Jon T. Patrick was smart. More, he was savvy. And he knew blue sarcasm when he heard it. So he dragged himself out of his thoughts and gave the detective his full attention. “You guys have it under control. I’m just working a side investigation, is all. A little project.”
“Uh-huh.” Petrosian maybe wasn’t as smart, but he was plenty savvy too, so he let Patrick’s comment go without challenge.
“Although…” Patrick knew it was stupid, but he couldn’t resist. “Tell me about your specialist, Ms. Malkin.”
Ms. Malkin. Lily. It wasn’t a name that suited her: a lily was a delicate, overscented flower. Malkin’s hazel eyes were tough, her body toned and muscled under the curves, her stride strong, and her scent…unscented. Powder and soap.
He usually liked perfume on a woman, liked placing his face against her neck and smelling the aroma rising off her skin.

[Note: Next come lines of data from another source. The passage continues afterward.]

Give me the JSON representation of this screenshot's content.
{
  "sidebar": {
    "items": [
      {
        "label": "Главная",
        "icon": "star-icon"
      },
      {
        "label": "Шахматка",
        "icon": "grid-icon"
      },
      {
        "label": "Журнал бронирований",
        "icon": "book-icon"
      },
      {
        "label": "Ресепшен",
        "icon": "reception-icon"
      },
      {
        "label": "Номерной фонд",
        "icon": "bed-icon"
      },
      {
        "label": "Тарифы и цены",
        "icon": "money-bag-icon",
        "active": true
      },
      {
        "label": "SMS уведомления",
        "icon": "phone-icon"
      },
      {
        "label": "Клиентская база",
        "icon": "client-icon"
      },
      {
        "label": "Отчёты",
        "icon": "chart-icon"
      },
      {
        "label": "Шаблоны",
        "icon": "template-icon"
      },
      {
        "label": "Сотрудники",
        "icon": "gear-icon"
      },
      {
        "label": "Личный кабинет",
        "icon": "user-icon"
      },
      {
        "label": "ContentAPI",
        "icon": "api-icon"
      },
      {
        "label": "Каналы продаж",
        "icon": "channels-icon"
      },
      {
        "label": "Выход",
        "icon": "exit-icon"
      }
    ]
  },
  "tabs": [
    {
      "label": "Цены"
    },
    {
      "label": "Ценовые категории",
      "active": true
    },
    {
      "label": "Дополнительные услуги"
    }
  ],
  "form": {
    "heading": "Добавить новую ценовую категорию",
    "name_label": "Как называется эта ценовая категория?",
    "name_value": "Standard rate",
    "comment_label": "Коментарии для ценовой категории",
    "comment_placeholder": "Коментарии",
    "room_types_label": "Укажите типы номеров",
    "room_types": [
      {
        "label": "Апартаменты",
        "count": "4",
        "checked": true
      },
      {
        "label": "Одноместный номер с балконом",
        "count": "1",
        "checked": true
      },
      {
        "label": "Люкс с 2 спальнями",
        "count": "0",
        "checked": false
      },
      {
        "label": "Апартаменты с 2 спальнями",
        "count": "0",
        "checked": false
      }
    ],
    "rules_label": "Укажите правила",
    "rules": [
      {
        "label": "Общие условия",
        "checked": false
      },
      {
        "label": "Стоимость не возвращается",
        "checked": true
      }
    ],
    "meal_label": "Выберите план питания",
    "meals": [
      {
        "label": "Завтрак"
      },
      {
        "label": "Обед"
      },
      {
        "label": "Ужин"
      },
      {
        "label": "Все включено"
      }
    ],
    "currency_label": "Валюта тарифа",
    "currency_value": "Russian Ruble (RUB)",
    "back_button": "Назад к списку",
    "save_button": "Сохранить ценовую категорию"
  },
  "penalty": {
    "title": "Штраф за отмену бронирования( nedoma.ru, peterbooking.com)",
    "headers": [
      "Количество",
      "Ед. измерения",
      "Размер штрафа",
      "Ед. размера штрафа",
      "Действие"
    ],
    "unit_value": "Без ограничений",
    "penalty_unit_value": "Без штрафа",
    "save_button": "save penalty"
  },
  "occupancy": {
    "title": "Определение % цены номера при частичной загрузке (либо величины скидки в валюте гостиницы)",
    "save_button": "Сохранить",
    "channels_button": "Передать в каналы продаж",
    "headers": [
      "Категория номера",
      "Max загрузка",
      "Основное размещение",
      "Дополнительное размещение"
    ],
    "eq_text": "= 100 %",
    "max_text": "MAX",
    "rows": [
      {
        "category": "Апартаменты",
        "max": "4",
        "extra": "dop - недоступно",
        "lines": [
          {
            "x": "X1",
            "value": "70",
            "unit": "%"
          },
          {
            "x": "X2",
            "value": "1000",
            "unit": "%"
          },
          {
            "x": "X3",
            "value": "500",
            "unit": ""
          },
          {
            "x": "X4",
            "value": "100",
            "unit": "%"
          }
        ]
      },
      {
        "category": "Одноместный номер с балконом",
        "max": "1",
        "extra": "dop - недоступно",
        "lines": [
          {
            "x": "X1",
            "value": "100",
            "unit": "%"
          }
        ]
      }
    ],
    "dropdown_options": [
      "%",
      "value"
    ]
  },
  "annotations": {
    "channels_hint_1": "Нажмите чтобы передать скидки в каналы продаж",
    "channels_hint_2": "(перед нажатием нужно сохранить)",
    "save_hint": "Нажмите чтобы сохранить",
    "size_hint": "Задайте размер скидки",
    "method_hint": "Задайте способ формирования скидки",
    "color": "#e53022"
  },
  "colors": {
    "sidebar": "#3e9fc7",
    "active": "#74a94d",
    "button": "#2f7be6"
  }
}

But perfume would be wrong on Malkin. It would be overkill.
He wanted to take her out to dinner. Nothing fancy: pasta maybe, and a bottle of decent wine. He wondered if she drank red wine. He thought maybe she did. Or maybe he was projecting. Patrick was amused at himself, despite the seriousness of the case. Profiler, profile thyself? Why was he so attracted to her? She was a hot little thing, yeah, but he’d seen better. But there was something about her that spoke to him, beyond the physical, and well beyond any use she might have to the case.

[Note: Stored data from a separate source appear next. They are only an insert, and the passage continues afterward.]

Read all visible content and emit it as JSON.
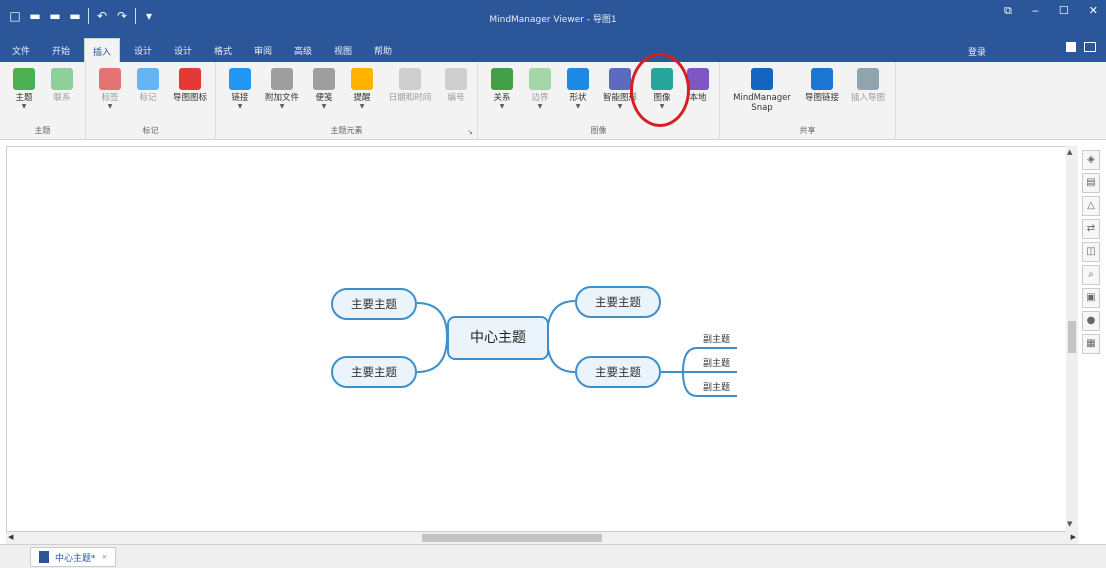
{
  "window": {
    "title": "MindManager Viewer - 导图1",
    "controls": {
      "restore": "⧉",
      "minimize": "‒",
      "maximize": "☐",
      "close": "✕"
    }
  },
  "qat": {
    "new_icon": "□",
    "open_icon": "▬",
    "save_icon": "▬",
    "print_icon": "▬",
    "undo_icon": "↶",
    "redo_icon": "↷",
    "customize_icon": "▾"
  },
  "tabs": [
    {
      "label": "文件"
    },
    {
      "label": "开始"
    },
    {
      "label": "插入"
    },
    {
      "label": "设计"
    },
    {
      "label": "设计"
    },
    {
      "label": "格式"
    },
    {
      "label": "审阅"
    },
    {
      "label": "高级"
    },
    {
      "label": "视图"
    },
    {
      "label": "帮助"
    }
  ],
  "signin": "登录",
  "ribbon": {
    "groups": [
      {
        "label": "主题"
      },
      {
        "label": "标记"
      },
      {
        "label": "主题元素"
      },
      {
        "label": "图像"
      },
      {
        "label": "共享"
      }
    ],
    "buttons": [
      {
        "label": "主题",
        "disabled": false,
        "color": "#4caf50"
      },
      {
        "label": "联系",
        "disabled": true,
        "color": "#8fcf9a"
      },
      {
        "label": "标签",
        "disabled": true,
        "color": "#e57373"
      },
      {
        "label": "标记",
        "disabled": true,
        "color": "#64b5f6"
      },
      {
        "label": "导图图标",
        "disabled": false,
        "color": "#e53935"
      },
      {
        "label": "链接",
        "disabled": false,
        "color": "#2196f3"
      },
      {
        "label": "附加文件",
        "disabled": false,
        "color": "#9e9e9e"
      },
      {
        "label": "便笺",
        "disabled": false,
        "color": "#9e9e9e"
      },
      {
        "label": "提醒",
        "disabled": false,
        "color": "#ffb300"
      },
      {
        "label": "日期和时间",
        "disabled": true,
        "color": "#cfcfcf"
      },
      {
        "label": "编号",
        "disabled": true,
        "color": "#cfcfcf"
      },
      {
        "label": "关系",
        "disabled": false,
        "color": "#43a047"
      },
      {
        "label": "边界",
        "disabled": true,
        "color": "#a5d6a7"
      },
      {
        "label": "形状",
        "disabled": false,
        "color": "#1e88e5"
      },
      {
        "label": "智能图形",
        "disabled": false,
        "color": "#5c6bc0"
      },
      {
        "label": "图像",
        "disabled": false,
        "color": "#26a69a"
      },
      {
        "label": "本地",
        "disabled": false,
        "color": "#7e57c2"
      },
      {
        "label": "MindManager Snap",
        "disabled": false,
        "color": "#1565c0"
      },
      {
        "label": "导图链接",
        "disabled": false,
        "color": "#1976d2"
      },
      {
        "label": "插入导图",
        "disabled": true,
        "color": "#90a4ae"
      }
    ]
  },
  "map": {
    "central_topic": "中心主题",
    "main_topics": [
      "主要主题",
      "主要主题",
      "主要主题",
      "主要主题"
    ],
    "subtopics": [
      "副主题",
      "副主题",
      "副主题"
    ]
  },
  "sheet_tab": {
    "label": "中心主题*",
    "close_icon": "×"
  },
  "colors": {
    "accent": "#2b579a",
    "topic_border": "#3d90cc",
    "highlight_circle": "#d62020"
  }
}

That attraction was bad. He couldn’t afford to be distracted. He had a steady rule: no female distractions on a case. After, yes. But he would be on his way home by then.
Petrosian looked at him carefully, and then answered. “Lily’s good people. She works as a teller down at West Central, that’s a local bank. Volunteers at the shelter. Lived here, oh, three, four years? About that. Went to school on the West Coast, doesn’t seem to have any family that she’s mentioned. Straight up, all straight up.”
“And she talks to cats.” She also had skin the color of a sun-ripened peach. He wondered if all of her skin was that exact tone.
Petrosian snorted. “She does something, that’s for sure. Years ago, I was a rookie, we had a cougar wander into town, get panicked. The local zoo sent over one of their people to try to get it back into a cage. Took us all night, half a dozen tranqs, and earned me a couple of nasty gashes before we got the damn thing cornered and caged. Last year? Lily damn near purred a big cat into walking on its own paws into the cage. Took maybe an hour, all told.”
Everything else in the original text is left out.